How to Tame a Fox is the true story of a modern-day attempt to domesticate an animal. The experiment was the brainchild of Dmitry Belyaev, a Soviet geneticist who recruited Lyudmila Trut, one of the coauthors of this book, to help him tame wild foxes in the late 1950s in an attempt to replicate the evolution of wolves into dogs.
The scientists started their work under the shadow of Trofim Lysenko, an agrobiologist who rejected Mendelian genetics and fabricated data but who nonetheless won the trust of Joseph Stalin. With Stalin’s help, Lysenko shut down genetics research in the Soviet Union between the 1930s and the 1950s. As a result, Belyaev’s project, and the lives of the researchers, were initially at risk.

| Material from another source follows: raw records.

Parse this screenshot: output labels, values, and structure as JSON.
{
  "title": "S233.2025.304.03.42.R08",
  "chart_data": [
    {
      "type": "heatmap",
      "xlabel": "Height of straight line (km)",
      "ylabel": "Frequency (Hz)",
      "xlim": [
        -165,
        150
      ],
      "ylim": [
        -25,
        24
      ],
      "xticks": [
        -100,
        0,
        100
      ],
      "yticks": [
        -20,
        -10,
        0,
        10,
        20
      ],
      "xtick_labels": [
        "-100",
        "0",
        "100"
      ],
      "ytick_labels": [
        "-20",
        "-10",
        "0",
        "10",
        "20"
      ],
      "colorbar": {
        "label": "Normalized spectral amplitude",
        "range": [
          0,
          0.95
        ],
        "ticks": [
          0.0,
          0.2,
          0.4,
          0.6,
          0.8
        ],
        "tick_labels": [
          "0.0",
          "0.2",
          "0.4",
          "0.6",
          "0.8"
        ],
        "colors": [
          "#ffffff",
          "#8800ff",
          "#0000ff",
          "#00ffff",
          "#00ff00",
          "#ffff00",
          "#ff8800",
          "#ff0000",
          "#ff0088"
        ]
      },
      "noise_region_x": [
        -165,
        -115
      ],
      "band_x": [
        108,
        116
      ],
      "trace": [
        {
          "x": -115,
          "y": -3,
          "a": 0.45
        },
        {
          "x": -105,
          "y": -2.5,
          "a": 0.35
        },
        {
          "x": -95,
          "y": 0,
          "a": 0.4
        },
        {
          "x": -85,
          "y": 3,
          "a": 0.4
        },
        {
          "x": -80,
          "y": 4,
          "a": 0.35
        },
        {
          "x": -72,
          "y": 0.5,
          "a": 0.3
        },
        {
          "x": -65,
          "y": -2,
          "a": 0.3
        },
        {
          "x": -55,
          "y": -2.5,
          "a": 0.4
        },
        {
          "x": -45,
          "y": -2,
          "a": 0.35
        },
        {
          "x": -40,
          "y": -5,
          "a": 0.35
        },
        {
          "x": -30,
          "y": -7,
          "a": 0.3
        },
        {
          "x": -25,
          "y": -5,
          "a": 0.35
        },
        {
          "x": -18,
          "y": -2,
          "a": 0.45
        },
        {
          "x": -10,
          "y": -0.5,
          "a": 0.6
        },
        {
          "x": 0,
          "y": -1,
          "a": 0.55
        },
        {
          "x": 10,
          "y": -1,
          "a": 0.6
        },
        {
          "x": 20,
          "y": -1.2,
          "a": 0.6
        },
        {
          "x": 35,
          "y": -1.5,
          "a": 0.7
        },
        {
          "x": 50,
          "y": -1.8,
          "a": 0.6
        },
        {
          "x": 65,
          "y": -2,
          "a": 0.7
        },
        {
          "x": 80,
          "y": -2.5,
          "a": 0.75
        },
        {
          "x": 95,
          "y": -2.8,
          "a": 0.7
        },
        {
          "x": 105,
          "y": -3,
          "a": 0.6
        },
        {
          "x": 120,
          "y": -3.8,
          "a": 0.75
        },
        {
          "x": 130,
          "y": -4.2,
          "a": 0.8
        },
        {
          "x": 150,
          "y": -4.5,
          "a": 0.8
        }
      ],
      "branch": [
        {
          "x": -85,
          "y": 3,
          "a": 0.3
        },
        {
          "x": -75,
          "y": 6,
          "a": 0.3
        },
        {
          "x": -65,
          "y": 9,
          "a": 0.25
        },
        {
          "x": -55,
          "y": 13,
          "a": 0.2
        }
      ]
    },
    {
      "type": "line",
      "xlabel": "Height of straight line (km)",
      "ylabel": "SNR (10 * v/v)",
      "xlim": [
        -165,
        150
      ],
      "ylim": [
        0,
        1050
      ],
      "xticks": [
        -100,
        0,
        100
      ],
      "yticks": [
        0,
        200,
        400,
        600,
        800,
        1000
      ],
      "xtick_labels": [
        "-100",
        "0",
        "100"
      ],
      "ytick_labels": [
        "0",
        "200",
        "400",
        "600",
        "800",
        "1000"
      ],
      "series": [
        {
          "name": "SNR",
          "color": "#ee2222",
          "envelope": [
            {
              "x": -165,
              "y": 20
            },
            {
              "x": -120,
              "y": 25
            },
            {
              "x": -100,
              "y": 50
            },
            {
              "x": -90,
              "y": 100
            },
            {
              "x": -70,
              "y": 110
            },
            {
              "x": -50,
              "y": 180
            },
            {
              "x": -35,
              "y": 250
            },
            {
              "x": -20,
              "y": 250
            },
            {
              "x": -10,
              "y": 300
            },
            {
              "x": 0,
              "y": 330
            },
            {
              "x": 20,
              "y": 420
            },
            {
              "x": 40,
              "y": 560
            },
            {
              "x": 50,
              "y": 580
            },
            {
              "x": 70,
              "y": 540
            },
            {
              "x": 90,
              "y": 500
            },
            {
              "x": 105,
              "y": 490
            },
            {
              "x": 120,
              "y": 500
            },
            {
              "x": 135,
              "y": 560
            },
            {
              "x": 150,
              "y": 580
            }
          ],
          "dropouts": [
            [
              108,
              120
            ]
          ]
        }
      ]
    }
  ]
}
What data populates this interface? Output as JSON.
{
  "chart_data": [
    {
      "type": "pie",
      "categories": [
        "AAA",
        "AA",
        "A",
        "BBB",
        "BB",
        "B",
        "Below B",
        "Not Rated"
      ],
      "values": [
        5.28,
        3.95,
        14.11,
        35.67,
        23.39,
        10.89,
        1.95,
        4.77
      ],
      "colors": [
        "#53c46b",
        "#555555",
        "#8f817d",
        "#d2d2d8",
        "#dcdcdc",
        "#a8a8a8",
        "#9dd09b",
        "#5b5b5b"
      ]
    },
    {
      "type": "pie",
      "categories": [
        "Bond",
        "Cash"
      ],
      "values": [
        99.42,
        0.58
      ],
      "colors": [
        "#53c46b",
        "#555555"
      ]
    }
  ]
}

By hypothesizing that tamer foxes would breed more often than wild ones, and thus increase fur production, Belyaev and his team framed their research in terms of potential financial gains for the government, disguising their true aim: to answer fundamental questions about the underlying genetics of domestication. They separated an initial population of wild foxes into groups based on each fox’s willingness to engage with humans and bred the friendliest foxes together. Within only six generations, a new group emerged that were eager to interact with humans—these foxes even began showing more “doglike” physical features (e.g., floppy ears and curly tails). The project continues today, as scientists use new tools to focus on the molecular genetics behind these changes.
This fascinating book sheds light on aspects of Soviet science and history that are little known in the Western world. Some passages are a little long-winded and tend toward hero worship, especially those that concern Belyaev, whom the authors clearly admire. However, it conveys the science and the political environment of the times accurately and convincingly throughout.